Riley and Veach viewed an electronic pipe-fitting demonstration by Kayla Johnson, a welder, who works for Decco, a mechanical contractor that builds big process piping systems for pharmaceutical companies. COVID brought a slew of jobs building clean rooms for vaccine manufacturers including Pfizer and Moderna.

Johnson thought she wanted to be a nurse and discovered she didn't like it while studying nursing at a technical high school in Massachusetts. With her mom's encouragement she got into welding, one of several alternatives she identified. Johnson is now a full-time welder with a journeyman license for pipe welding, one of four female welders in a company that employs 165.

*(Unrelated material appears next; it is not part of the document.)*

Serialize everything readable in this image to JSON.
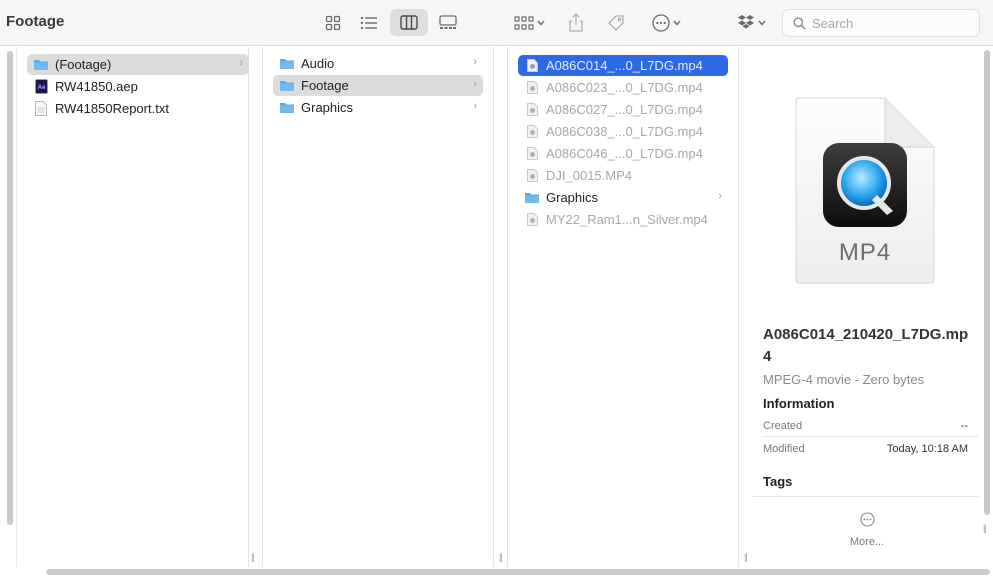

"We build things for companies that make life-saving drugs," she said. "When you get to the end of a project and say, 'Wow, we built all of that.' It's really rewarding."

Rajesh Nair, of Nashua, founder CEO of EnCube Labs, brought his company's software Zero2Maker, which teaches 3D printing, electronics and computer-assisted design, and challenges students to solve a problem. It's about instilling a confidence mindset early. Girls represent less than 1% of technology workers, he said.

"How do you turn on switches in their heads to say, 'I can learn technology. I can do it on my own? Your fears calcify in your mid-teenage years. We're leaving behind a lot of kids who are not working to their potential. It's harder to get them to believe once they believe they cannot."

When presenting to students in Manchester and visiting schools in India, he tells kids, "Anything that anyone else has created you can learn. You're absolutely a smart person."